In the present study, aCGH was advised since ectrodactyly may be sometimes associated with certain genetic defects, including ectrodactyly ectodermal dysplasia cleft lip/palate syndrome (EEC) and Cornelia de Lange syndrome. SHFM may be either an isolated finding or part of a syndrome, such as EEC, acro-dermato-ungual-lacrimal-tooth syndrome, lacrimo-auriculo-dento-digital syndrome, CHARGE sequence (coloboma of the eye, heart defects, atresia of the nasal choanae, growth and/or developmental retardation, genital and/or urinary abnormalities, and ear abnormalities and deafness), VACTERL association (vertebral anomalies, anal atresia, cardiovascular anomalies, trachea-esophageal fistula, renal and/or radial anomalies, limb defects), mental retardation and sensorineural deafness [1].

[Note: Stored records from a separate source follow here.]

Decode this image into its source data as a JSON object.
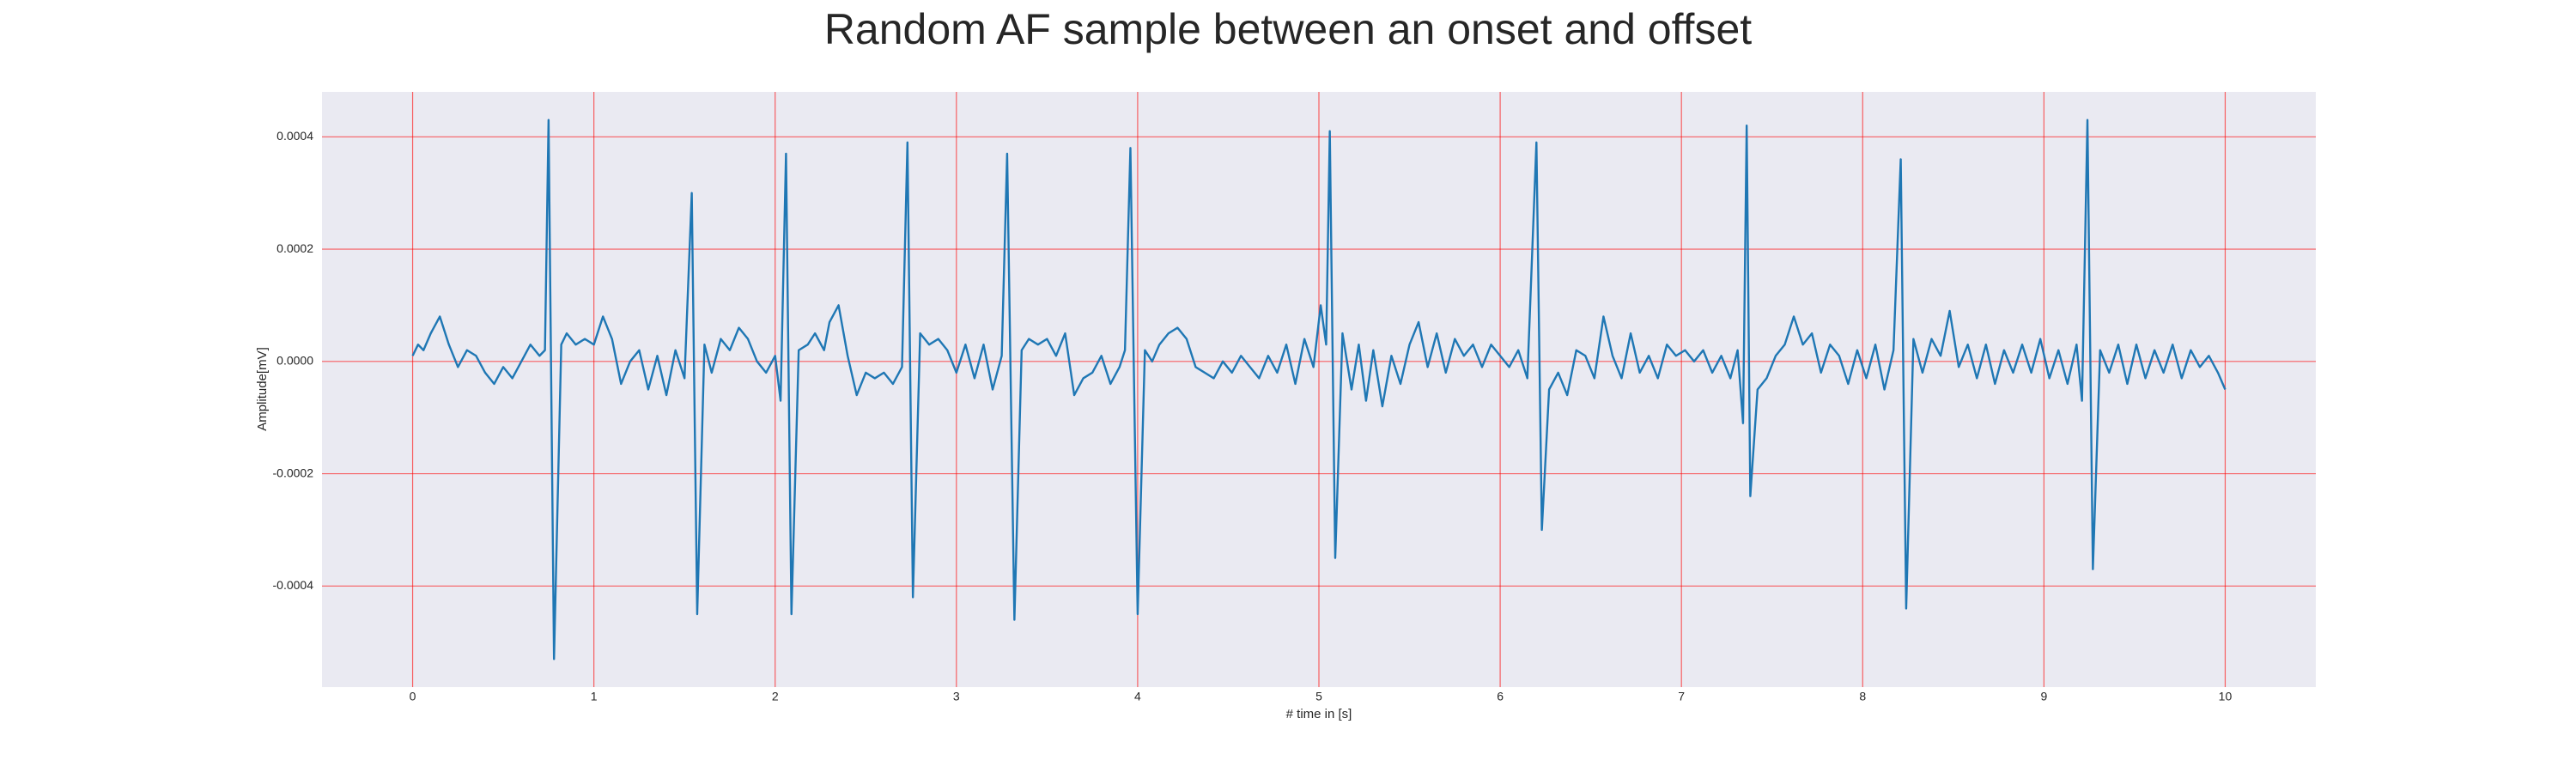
{
  "chart_data": {
    "type": "line",
    "title": "Random AF sample between an onset and offset",
    "xlabel": "# time in [s]",
    "ylabel": "Amplitude[mV]",
    "color": "#1f77b4",
    "grid": true,
    "grid_color": "#ff0000",
    "background": "#eaeaf2",
    "xlim": [
      -0.5,
      10.5
    ],
    "xticks": [
      0,
      1,
      2,
      3,
      4,
      5,
      6,
      7,
      8,
      9,
      10
    ],
    "ylim": [
      -0.00058,
      0.00048
    ],
    "yticks": [
      -0.0004,
      -0.0002,
      {
        "value": 0,
        "label": "0.0000"
      },
      0.0002,
      0.0004
    ],
    "x": [
      0.0,
      0.03,
      0.06,
      0.1,
      0.15,
      0.2,
      0.25,
      0.3,
      0.35,
      0.4,
      0.45,
      0.5,
      0.55,
      0.6,
      0.65,
      0.7,
      0.73,
      0.75,
      0.78,
      0.82,
      0.85,
      0.9,
      0.95,
      1.0,
      1.05,
      1.1,
      1.15,
      1.2,
      1.25,
      1.3,
      1.35,
      1.4,
      1.45,
      1.5,
      1.54,
      1.57,
      1.61,
      1.65,
      1.7,
      1.75,
      1.8,
      1.85,
      1.9,
      1.95,
      2.0,
      2.03,
      2.06,
      2.09,
      2.13,
      2.18,
      2.22,
      2.27,
      2.3,
      2.35,
      2.4,
      2.45,
      2.5,
      2.55,
      2.6,
      2.65,
      2.7,
      2.73,
      2.76,
      2.8,
      2.85,
      2.9,
      2.95,
      3.0,
      3.05,
      3.1,
      3.15,
      3.2,
      3.25,
      3.28,
      3.32,
      3.36,
      3.4,
      3.45,
      3.5,
      3.55,
      3.6,
      3.65,
      3.7,
      3.75,
      3.8,
      3.85,
      3.9,
      3.93,
      3.96,
      4.0,
      4.04,
      4.08,
      4.12,
      4.17,
      4.22,
      4.27,
      4.32,
      4.37,
      4.42,
      4.47,
      4.52,
      4.57,
      4.62,
      4.67,
      4.72,
      4.77,
      4.82,
      4.87,
      4.92,
      4.97,
      5.01,
      5.04,
      5.06,
      5.09,
      5.13,
      5.18,
      5.22,
      5.26,
      5.3,
      5.35,
      5.4,
      5.45,
      5.5,
      5.55,
      5.6,
      5.65,
      5.7,
      5.75,
      5.8,
      5.85,
      5.9,
      5.95,
      6.0,
      6.05,
      6.1,
      6.15,
      6.2,
      6.23,
      6.27,
      6.32,
      6.37,
      6.42,
      6.47,
      6.52,
      6.57,
      6.62,
      6.67,
      6.72,
      6.77,
      6.82,
      6.87,
      6.92,
      6.97,
      7.02,
      7.07,
      7.12,
      7.17,
      7.22,
      7.27,
      7.31,
      7.34,
      7.36,
      7.38,
      7.42,
      7.47,
      7.52,
      7.57,
      7.62,
      7.67,
      7.72,
      7.77,
      7.82,
      7.87,
      7.92,
      7.97,
      8.02,
      8.07,
      8.12,
      8.17,
      8.21,
      8.24,
      8.28,
      8.33,
      8.38,
      8.43,
      8.48,
      8.53,
      8.58,
      8.63,
      8.68,
      8.73,
      8.78,
      8.83,
      8.88,
      8.93,
      8.98,
      9.03,
      9.08,
      9.13,
      9.18,
      9.21,
      9.24,
      9.27,
      9.31,
      9.36,
      9.41,
      9.46,
      9.51,
      9.56,
      9.61,
      9.66,
      9.71,
      9.76,
      9.81,
      9.86,
      9.91,
      9.96,
      10.0
    ],
    "values": [
      1e-05,
      3e-05,
      2e-05,
      5e-05,
      8e-05,
      3e-05,
      -1e-05,
      2e-05,
      1e-05,
      -2e-05,
      -4e-05,
      -1e-05,
      -3e-05,
      0.0,
      3e-05,
      1e-05,
      2e-05,
      0.00043,
      -0.00053,
      3e-05,
      5e-05,
      3e-05,
      4e-05,
      3e-05,
      8e-05,
      4e-05,
      -4e-05,
      0.0,
      2e-05,
      -5e-05,
      1e-05,
      -6e-05,
      2e-05,
      -3e-05,
      0.0003,
      -0.00045,
      3e-05,
      -2e-05,
      4e-05,
      2e-05,
      6e-05,
      4e-05,
      0.0,
      -2e-05,
      1e-05,
      -7e-05,
      0.00037,
      -0.00045,
      2e-05,
      3e-05,
      5e-05,
      2e-05,
      7e-05,
      0.0001,
      1e-05,
      -6e-05,
      -2e-05,
      -3e-05,
      -2e-05,
      -4e-05,
      -1e-05,
      0.00039,
      -0.00042,
      5e-05,
      3e-05,
      4e-05,
      2e-05,
      -2e-05,
      3e-05,
      -3e-05,
      3e-05,
      -5e-05,
      1e-05,
      0.00037,
      -0.00046,
      2e-05,
      4e-05,
      3e-05,
      4e-05,
      1e-05,
      5e-05,
      -6e-05,
      -3e-05,
      -2e-05,
      1e-05,
      -4e-05,
      -1e-05,
      2e-05,
      0.00038,
      -0.00045,
      2e-05,
      0.0,
      3e-05,
      5e-05,
      6e-05,
      4e-05,
      -1e-05,
      -2e-05,
      -3e-05,
      0.0,
      -2e-05,
      1e-05,
      -1e-05,
      -3e-05,
      1e-05,
      -2e-05,
      3e-05,
      -4e-05,
      4e-05,
      -1e-05,
      0.0001,
      3e-05,
      0.00041,
      -0.00035,
      5e-05,
      -5e-05,
      3e-05,
      -7e-05,
      2e-05,
      -8e-05,
      1e-05,
      -4e-05,
      3e-05,
      7e-05,
      -1e-05,
      5e-05,
      -2e-05,
      4e-05,
      1e-05,
      3e-05,
      -1e-05,
      3e-05,
      1e-05,
      -1e-05,
      2e-05,
      -3e-05,
      0.00039,
      -0.0003,
      -5e-05,
      -2e-05,
      -6e-05,
      2e-05,
      1e-05,
      -3e-05,
      8e-05,
      1e-05,
      -3e-05,
      5e-05,
      -2e-05,
      1e-05,
      -3e-05,
      3e-05,
      1e-05,
      2e-05,
      0.0,
      2e-05,
      -2e-05,
      1e-05,
      -3e-05,
      2e-05,
      -0.00011,
      0.00042,
      -0.00024,
      -5e-05,
      -3e-05,
      1e-05,
      3e-05,
      8e-05,
      3e-05,
      5e-05,
      -2e-05,
      3e-05,
      1e-05,
      -4e-05,
      2e-05,
      -3e-05,
      3e-05,
      -5e-05,
      2e-05,
      0.00036,
      -0.00044,
      4e-05,
      -2e-05,
      4e-05,
      1e-05,
      9e-05,
      -1e-05,
      3e-05,
      -3e-05,
      3e-05,
      -4e-05,
      2e-05,
      -2e-05,
      3e-05,
      -2e-05,
      4e-05,
      -3e-05,
      2e-05,
      -4e-05,
      3e-05,
      -7e-05,
      0.00043,
      -0.00037,
      2e-05,
      -2e-05,
      3e-05,
      -4e-05,
      3e-05,
      -3e-05,
      2e-05,
      -2e-05,
      3e-05,
      -3e-05,
      2e-05,
      -1e-05,
      1e-05,
      -2e-05,
      -5e-05
    ]
  }
}
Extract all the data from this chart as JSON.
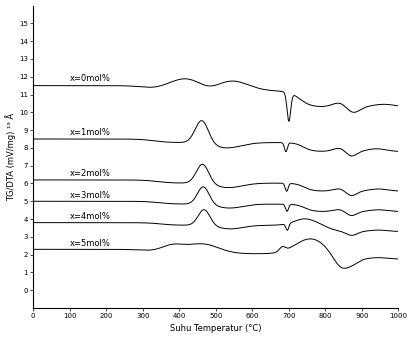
{
  "title": "",
  "xlabel": "Suhu Temperatur (°C)",
  "ylabel": "TG/DTA (mV/mg) ¹⁹ Å",
  "xlim": [
    0,
    1000
  ],
  "ylim": [
    -1,
    16
  ],
  "ytick_vals": [
    0,
    1,
    2,
    3,
    4,
    5,
    6,
    7,
    8,
    9,
    10,
    11,
    12,
    13,
    14,
    15
  ],
  "xtick_vals": [
    0,
    100,
    200,
    300,
    400,
    500,
    600,
    700,
    800,
    900,
    1000
  ],
  "labels": [
    "x=0mol%",
    "x=1mol%",
    "x=2mol%",
    "x=3mol%",
    "x=4mol%",
    "x=5mol%"
  ],
  "offsets": [
    11.5,
    8.5,
    6.2,
    5.0,
    3.8,
    2.3
  ],
  "line_color": "#000000",
  "bg_color": "#ffffff",
  "fontsize_tick": 5,
  "fontsize_label": 6,
  "fontsize_annot": 6
}
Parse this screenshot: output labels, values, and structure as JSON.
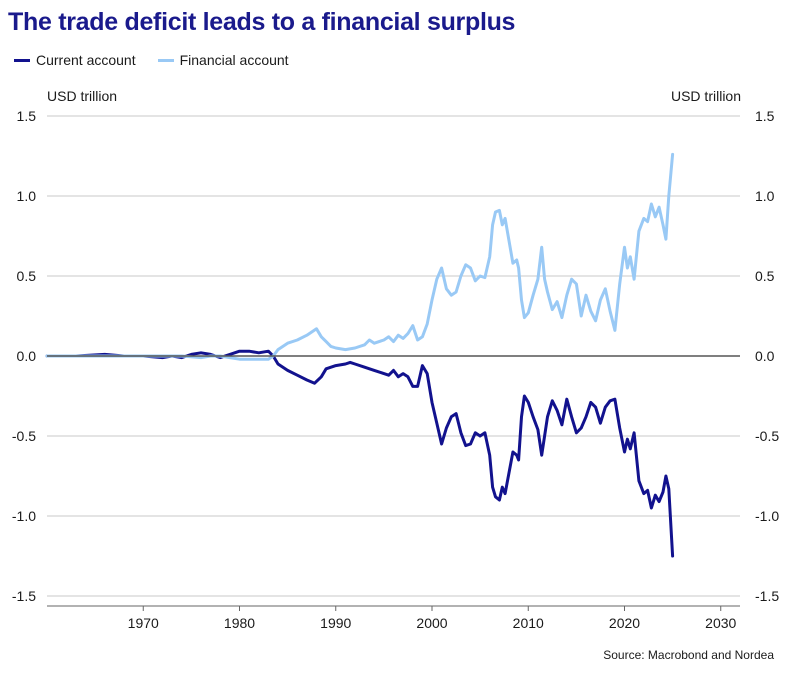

In the present study, a panel of clinically relevant genes was analyzed by next generation sequencing of DNA extracted from the aborted fetus; this panel included genes known to be implicated in various fetal genetic syndromes with associated hand-foot malformations. This extensive analysis yielded a novel heterozygous mutation of the Fibroblast Growth Factor Receptor 1 (FGFR1) gene: c.787_ 789del (p.Ala263del). According to the public genetic databases and to the best of our knowledge, this is the first time that this mutation is found in association with the SHFM. Mutations in the FGFR genes have been also associated with the Pfeiffer syndrome, the Jackson-Weiss syndrome, the Antley-Bixler syndrome, and with osteoglophonic dysplasia, which are all characterized by craniosynostosis and limb deformities. The Pfeiffer syndrome in particular is genetically heterogeneous; some cases are linked to mutations of FGFR1, which maps at chromosome 8p11.22-p12, while mutations of the FGFR2 gene, which maps at chromosome 10q25-q26, have been also reported [14]. In the present case, prenatal ultrasound examination did not confirm craniosynostosis and this supports the contribution of ultrasound examination in establishing diagnosis [15].

CONCLUSION

In conclusion, a novel heterozygous FGFR1 mutation c.787_789del (p.Ala263del) causing split-hand/foot malformation syndrome is reported. This study demonstrates the clinical utility of autopsy combined with molecular analysis by using clinically relevant new generation exome sequencing in order to identify the underlying genetic cause in a structurally abnormal fetus. Specific genetic findings may provide parents with an accurate explanation regarding the cause of a certain developmental abnormality, delineate the recurrence risks, and may help in drawing a detailed management plan for subsequent pregnancies.